PortLand

This paper describes a layer-2 switch fabric targeted at datacenters. Scalability and the obvious simple correctness goals apply (loop-free forwarding, fault-tolerance) as well as ease of configuration and allowing IP addresses to move around in the datacenter.
To make this task simpler (that is, with less per-switch state) the authors fix the datacenter's topology as a fat tree and designate a centralized ‘fabric manager’ (which must be replicated for fault tolerance, of course) which coordinates between switches.

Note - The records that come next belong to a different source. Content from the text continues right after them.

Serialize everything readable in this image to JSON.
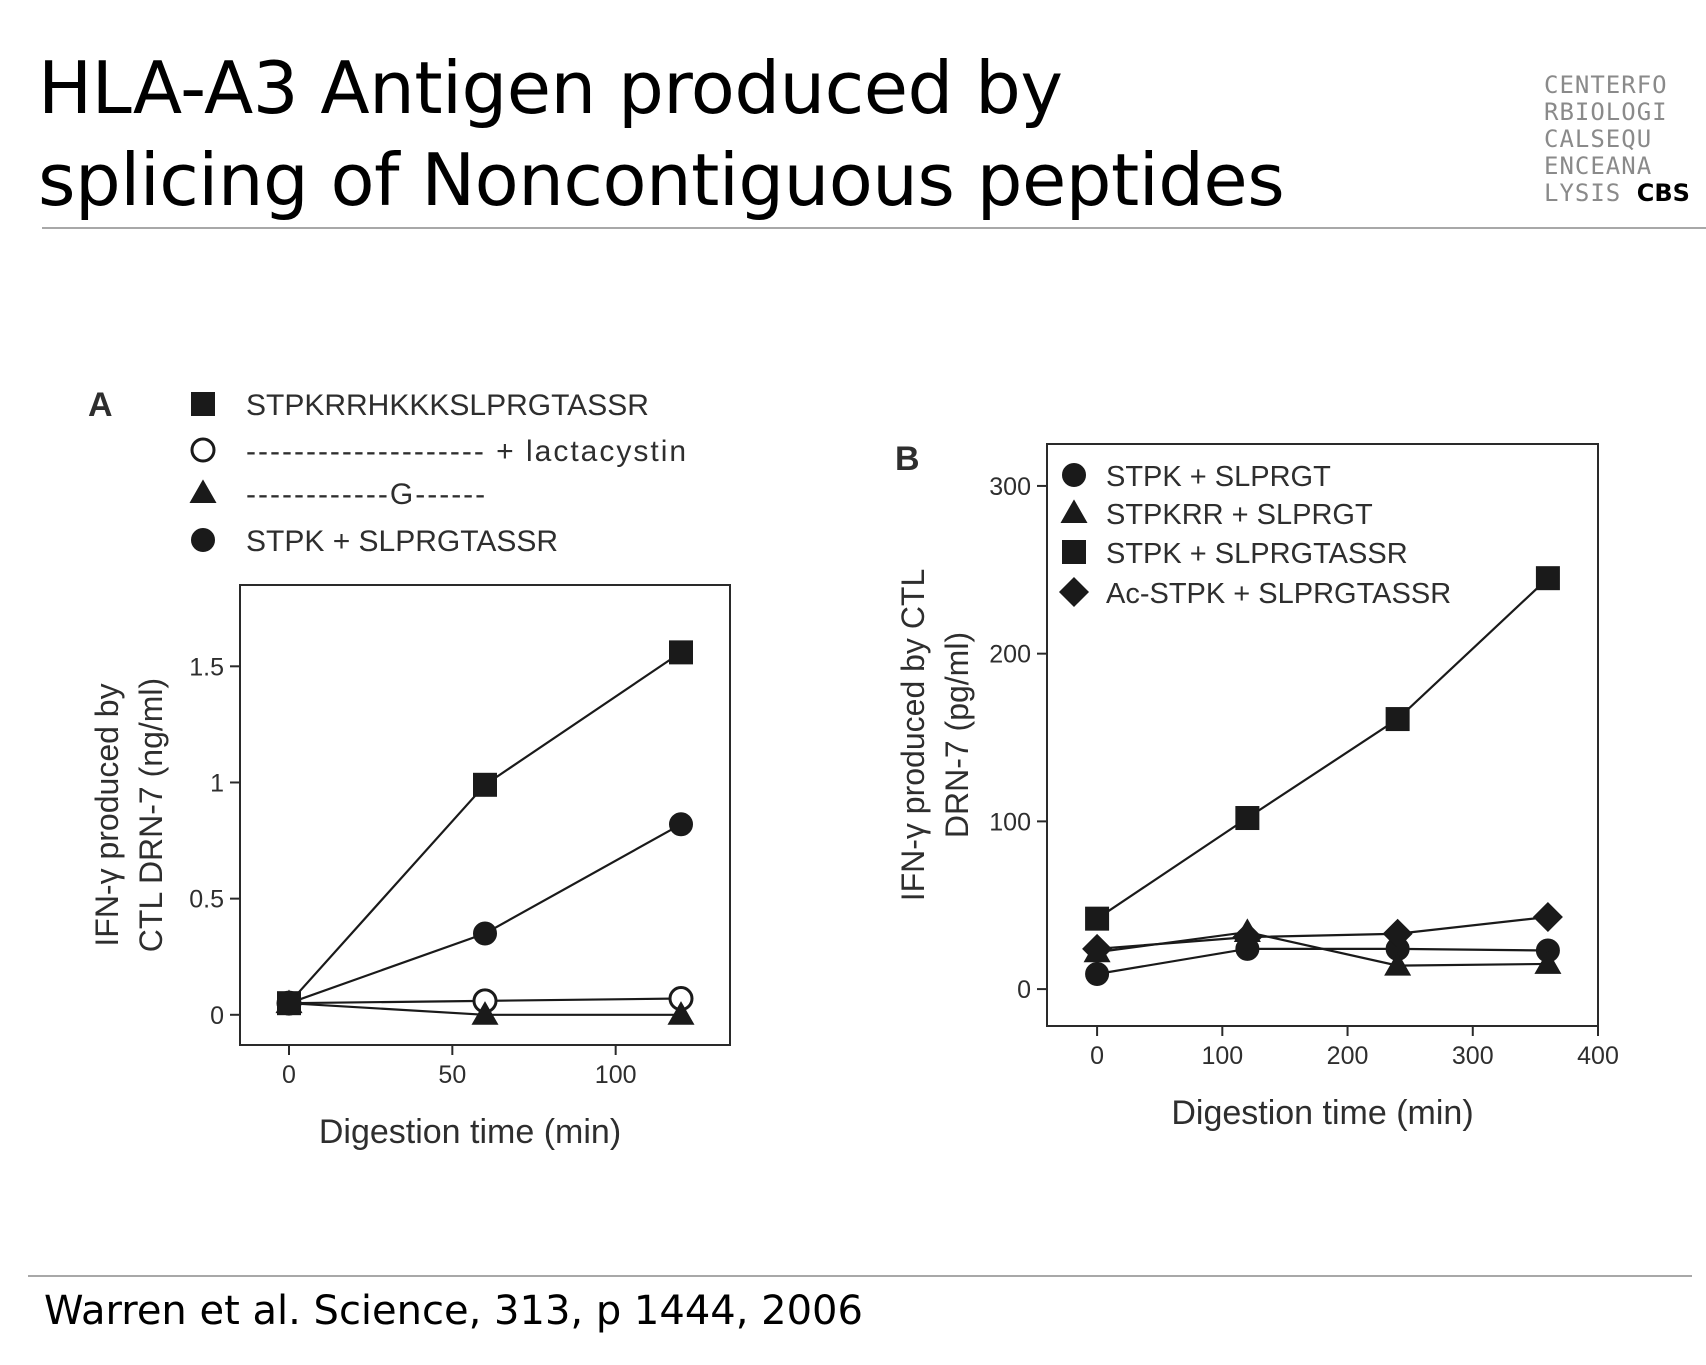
{
  "slide": {
    "title_line1": "HLA-A3 Antigen produced by",
    "title_line2": "splicing of Noncontiguous peptides",
    "logo": {
      "lines": [
        "CENTERFO",
        "RBIOLOGI",
        "CALSEQU",
        "ENCEANA",
        "LYSIS"
      ],
      "tag": "CBS"
    },
    "citation": "Warren et al. Science, 313, p 1444, 2006"
  },
  "chart_data": [
    {
      "type": "line",
      "panel_label": "A",
      "xlabel": "Digestion time (min)",
      "ylabel_line1": "IFN-γ produced by",
      "ylabel_line2": "CTL DRN-7 (ng/ml)",
      "xlim": [
        -15,
        135
      ],
      "ylim": [
        -0.13,
        1.85
      ],
      "xticks": [
        0,
        50,
        100
      ],
      "yticks": [
        0,
        0.5,
        1,
        1.5
      ],
      "ytick_labels": [
        "0",
        "0.5",
        "1",
        "1.5"
      ],
      "grid": false,
      "legend_position": "above plot",
      "series": [
        {
          "name": "STPKRRHKKKSLPRGTASSR",
          "marker": "square",
          "fill": "filled",
          "x": [
            0,
            60,
            120
          ],
          "y": [
            0.05,
            0.99,
            1.56
          ]
        },
        {
          "name": "-------------------- + lactacystin",
          "marker": "circle",
          "fill": "open",
          "x": [
            0,
            60,
            120
          ],
          "y": [
            0.05,
            0.06,
            0.07
          ]
        },
        {
          "name": "------------G------",
          "marker": "triangle",
          "fill": "filled",
          "x": [
            0,
            60,
            120
          ],
          "y": [
            0.05,
            0.0,
            0.0
          ]
        },
        {
          "name": "STPK + SLPRGTASSR",
          "marker": "circle",
          "fill": "filled",
          "x": [
            0,
            60,
            120
          ],
          "y": [
            0.05,
            0.35,
            0.82
          ]
        }
      ]
    },
    {
      "type": "line",
      "panel_label": "B",
      "xlabel": "Digestion time (min)",
      "ylabel_line1": "IFN-γ produced by CTL",
      "ylabel_line2": "DRN-7 (pg/ml)",
      "xlim": [
        -40,
        400
      ],
      "ylim": [
        -22,
        325
      ],
      "xticks": [
        0,
        100,
        200,
        300,
        400
      ],
      "yticks": [
        0,
        100,
        200,
        300
      ],
      "grid": false,
      "legend_position": "top-left inside",
      "series": [
        {
          "name": "STPK + SLPRGT",
          "marker": "circle",
          "fill": "filled",
          "x": [
            0,
            120,
            240,
            360
          ],
          "y": [
            9,
            24,
            24,
            23
          ]
        },
        {
          "name": "STPKRR + SLPRGT",
          "marker": "triangle",
          "fill": "filled",
          "x": [
            0,
            120,
            240,
            360
          ],
          "y": [
            22,
            34,
            14,
            15
          ]
        },
        {
          "name": "STPK + SLPRGTASSR",
          "marker": "square",
          "fill": "filled",
          "x": [
            0,
            120,
            240,
            360
          ],
          "y": [
            42,
            102,
            161,
            245
          ]
        },
        {
          "name": "Ac-STPK + SLPRGTASSR",
          "marker": "diamond",
          "fill": "filled",
          "x": [
            0,
            120,
            240,
            360
          ],
          "y": [
            24,
            31,
            33,
            43
          ]
        }
      ]
    }
  ]
}
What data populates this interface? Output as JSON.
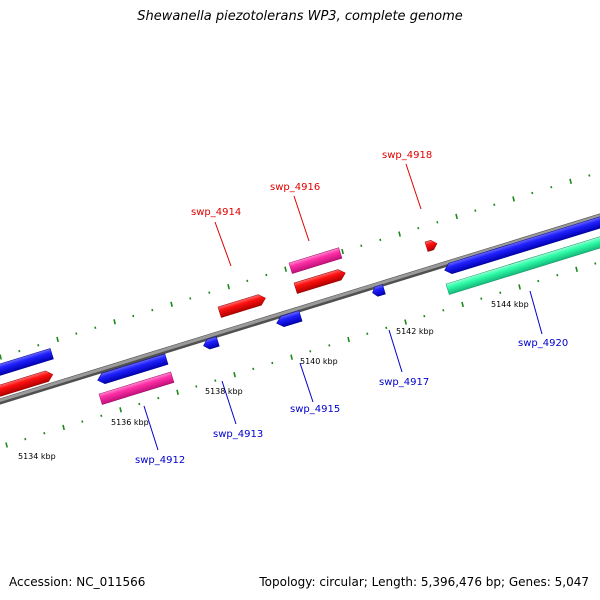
{
  "title": "Shewanella piezotolerans WP3, complete genome",
  "footer": {
    "accession": "Accession: NC_011566",
    "summary": "Topology: circular; Length: 5,396,476 bp; Genes: 5,047"
  },
  "colors": {
    "forward_gene": "#1414ff",
    "forward_label": "#e00000",
    "reverse_label": "#0000cc",
    "red_gene": "#ff1010",
    "pink_gene": "#ff2fa6",
    "green_gene": "#28ffa8",
    "ticks": "#1a8a1a",
    "backbone": "#808080"
  },
  "kbp_labels": [
    "5134 kbp",
    "5136 kbp",
    "5138 kbp",
    "5140 kbp",
    "5142 kbp",
    "5144 kbp"
  ],
  "gene_labels": {
    "top": [
      "swp_4914",
      "swp_4916",
      "swp_4918"
    ],
    "bottom": [
      "swp_4912",
      "swp_4913",
      "swp_4915",
      "swp_4917",
      "swp_4920"
    ]
  }
}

As with SEATTLE, the switches in this scheme handle all ARP requests themselves in addition to managing routing.
Switch state is kept small by distributing ‘pseudo MAC’ addresses which encodes the position of the destination node in the topology; a host's actual MAC address is never distributed to other nodes. The fabric manager controls the IP to PMAC mapping, allowing switches to respond to ARP requests and generate gratuitous ARPs if a PMAC becomes invalid.

Forwarding is kept loop-free by assuming a rooted fat tree and by following the rule that a packet changes from going up toward the root to down toward a node exactly once. For load balancing, switches can choose freely between upstream ports (the authors suggest switching on flows to keep each flow single-path); for fault-tolerance, the fabric manager distributes failure information to affected switches who then update their routing tables accordingly.

Probably the most clever scheme here is switch autoconfiguration. Bottom level switches discover that they are connected to enough non-switches, and the level number of higher-level switches propagates up the fat-tree. Position number assignment is done in a greedy fashion, synchronized by a higher level switch.
Combined with failed link detection, this should make (re)configuration automatic except for the pesky issue of the fabric manager and communication with it.

The authors tested their system on a 16-host prototype, evaluating its response to failures, IP migration, and the overhead it imposed on the fabric manager. Failures resulted in approximately 100 milliseconds of disconnectivity (which was, of course, made worse by TCP timeouts), and for the VM migration scenario, the TCP flow stalls fails for periods of approx 200-600 ms. For the fabric manager, they evaluated the overhead of between 25 and 100 ARP misses/sec/host, asssumed scaling, and extrapolated the CPU and network bandwidth uses of the fabric manager, and found that the fabric manager would require a lot of CPU resources (70 cores for the 100 ARP/sec case with ~30k hosts).

These numbers are disappointing though the authors point out that these miss rates seem unrealistic and that the fabric manager could probably be distributed to a cluster. Since presumably the authors are pretty confident that ARP miss rates are considerably lower in a real data center, it is disappointing that they didn't try to measure or intelligently estimate the rate at which they would be expected to occur. The linear extrapolation is also disappointing — couldn't the authors have really run their fabric manager on a synthetic trace with these miss rates and host count and measured the CPU usage?